50% Change in Board of Organisations who applied prior to 27.12.1996
As discussed above, that after 27.12.1996, all organisations applying or registration are required to give an undertaking which, among other conditions, specifies that foreign contributions, specifies that foreign contribution should not be accepted if more than 50% of office bearers, as were mentioned in the application for registration are changed or replaced. But the organisations who had applied before 27.12.1996 and were registered, are not bound by any such undertaking. The undertaking is a part of Form FC-8 and nothing in this regard has been mentioned in the FCRA. Therefore, those organisations who are not signatory to such undertaking are legally not bound by the clauses of the undertaking.The undertaking in the earlier form did not have the clause of change in more than 50% of office bearers. In the absence of any specific provision in the FCRA, the undertaking given in Form FC-8, does not create any mandatory obligation on the older organisations. But, the intent of the statute is very clear that it does not appreciate comprehensive changes in the governing structure. Therefore, it is desirable that, even the organisations who applied and were registered prior to the coming into effect of new Form FC-8 should also inform the FCRA authorities regarding the changes in excess of 50% of the office bearers. But, the new organisations are bound under a legal obligation and therefore, should not under any circumstances accept foreign funds without prior permission.
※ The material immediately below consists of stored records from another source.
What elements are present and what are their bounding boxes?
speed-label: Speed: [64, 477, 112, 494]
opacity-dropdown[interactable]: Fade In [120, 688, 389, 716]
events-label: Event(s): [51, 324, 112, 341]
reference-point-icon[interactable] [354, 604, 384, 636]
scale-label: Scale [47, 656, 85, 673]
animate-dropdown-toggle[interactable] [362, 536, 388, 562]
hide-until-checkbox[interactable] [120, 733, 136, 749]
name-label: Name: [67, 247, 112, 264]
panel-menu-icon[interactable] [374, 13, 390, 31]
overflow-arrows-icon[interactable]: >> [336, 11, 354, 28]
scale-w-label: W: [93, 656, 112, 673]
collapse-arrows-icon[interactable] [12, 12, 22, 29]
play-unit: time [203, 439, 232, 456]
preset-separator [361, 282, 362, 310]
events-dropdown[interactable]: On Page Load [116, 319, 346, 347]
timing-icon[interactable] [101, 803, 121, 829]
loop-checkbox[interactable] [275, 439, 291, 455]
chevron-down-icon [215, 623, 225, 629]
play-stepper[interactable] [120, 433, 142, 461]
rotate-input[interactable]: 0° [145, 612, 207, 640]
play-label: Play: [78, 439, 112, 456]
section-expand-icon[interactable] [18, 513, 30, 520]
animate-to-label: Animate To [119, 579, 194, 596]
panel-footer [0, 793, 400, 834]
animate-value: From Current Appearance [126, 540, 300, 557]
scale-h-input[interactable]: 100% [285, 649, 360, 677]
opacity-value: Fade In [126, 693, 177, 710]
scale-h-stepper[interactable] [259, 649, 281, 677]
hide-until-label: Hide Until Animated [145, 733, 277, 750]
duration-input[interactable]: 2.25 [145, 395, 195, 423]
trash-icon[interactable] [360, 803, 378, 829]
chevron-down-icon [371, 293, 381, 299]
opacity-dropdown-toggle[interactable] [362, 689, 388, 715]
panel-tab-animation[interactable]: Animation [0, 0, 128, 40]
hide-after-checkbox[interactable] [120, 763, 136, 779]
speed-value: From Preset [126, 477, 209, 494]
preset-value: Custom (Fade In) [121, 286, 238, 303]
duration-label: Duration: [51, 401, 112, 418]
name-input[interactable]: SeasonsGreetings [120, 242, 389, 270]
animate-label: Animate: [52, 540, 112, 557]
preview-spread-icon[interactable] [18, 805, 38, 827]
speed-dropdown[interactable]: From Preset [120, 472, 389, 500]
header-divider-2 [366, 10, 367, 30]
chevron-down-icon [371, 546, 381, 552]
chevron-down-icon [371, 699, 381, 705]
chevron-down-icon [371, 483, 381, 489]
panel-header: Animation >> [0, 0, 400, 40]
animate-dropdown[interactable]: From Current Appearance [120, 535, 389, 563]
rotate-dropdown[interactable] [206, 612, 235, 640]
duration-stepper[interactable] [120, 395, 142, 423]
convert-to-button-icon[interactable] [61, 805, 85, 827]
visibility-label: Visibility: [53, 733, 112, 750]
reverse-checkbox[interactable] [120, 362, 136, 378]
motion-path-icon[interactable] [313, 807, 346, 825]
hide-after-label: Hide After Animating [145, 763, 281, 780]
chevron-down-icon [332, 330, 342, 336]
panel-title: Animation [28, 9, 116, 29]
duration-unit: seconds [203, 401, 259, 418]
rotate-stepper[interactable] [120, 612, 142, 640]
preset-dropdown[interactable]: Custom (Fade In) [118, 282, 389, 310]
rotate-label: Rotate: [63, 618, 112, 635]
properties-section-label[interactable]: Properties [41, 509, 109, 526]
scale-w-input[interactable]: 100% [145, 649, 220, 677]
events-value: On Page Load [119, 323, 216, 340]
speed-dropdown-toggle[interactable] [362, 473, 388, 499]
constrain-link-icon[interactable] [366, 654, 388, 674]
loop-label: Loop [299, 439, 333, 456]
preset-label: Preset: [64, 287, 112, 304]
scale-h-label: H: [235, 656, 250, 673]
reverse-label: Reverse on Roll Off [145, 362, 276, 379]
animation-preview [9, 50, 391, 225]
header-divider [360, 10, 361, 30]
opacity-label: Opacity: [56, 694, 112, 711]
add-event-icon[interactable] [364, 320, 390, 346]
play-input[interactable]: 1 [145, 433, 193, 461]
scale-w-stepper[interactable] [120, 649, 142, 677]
Whether form can provide for a limitation
It has been debated in several case laws whether direction by virtue of a Form can create legally mandatory obligation on the assessee. Many High Courts held that a limitation provided under a Form was beyond the scope of the Act and therefore not tenable. But, recently the Supreme Court in CIT v. Nagpur Hotel Owners Association (2001)247 ITR 201, discussed this issue in context of filing of Form 10, under Income Tax Rules for accumulation under section 11(2) of the IT Act. The Court reversed the order of the High Court holding that condition prescribed in a Form can also be of mandatory and binding in nature, if the purpose and the scheme of the pertaining Act is threatened to be defeated. Some observations of the Court are as under :
“Therefore, even assuming that there is no valid limitation prescribed under the Act and Rules even then, in our opinion, it is reasonable to presume that the intimation required under section 11 has to be furnished before the assessing authority completes the concerned assessment because such requirement is mandatory and without the particulars of this income, the assessing authority cannot entertain the claim of the assessee under section 11 of the Act, therefore, compliance with the requirement of the Act will have to be any time before the assessment proceedings. Further, any claim for giving the benefit of section 11 on the basis of information supplied subsequent to the completion of assessment would mean that the assessment order will have to be reopened. In our opinion, the Act does not contemplate such re-opening of the assessment. In the case in hand it is evident from the records of the case that the respondent did not furnish the required information till after the assessments for the relevant years were completed.”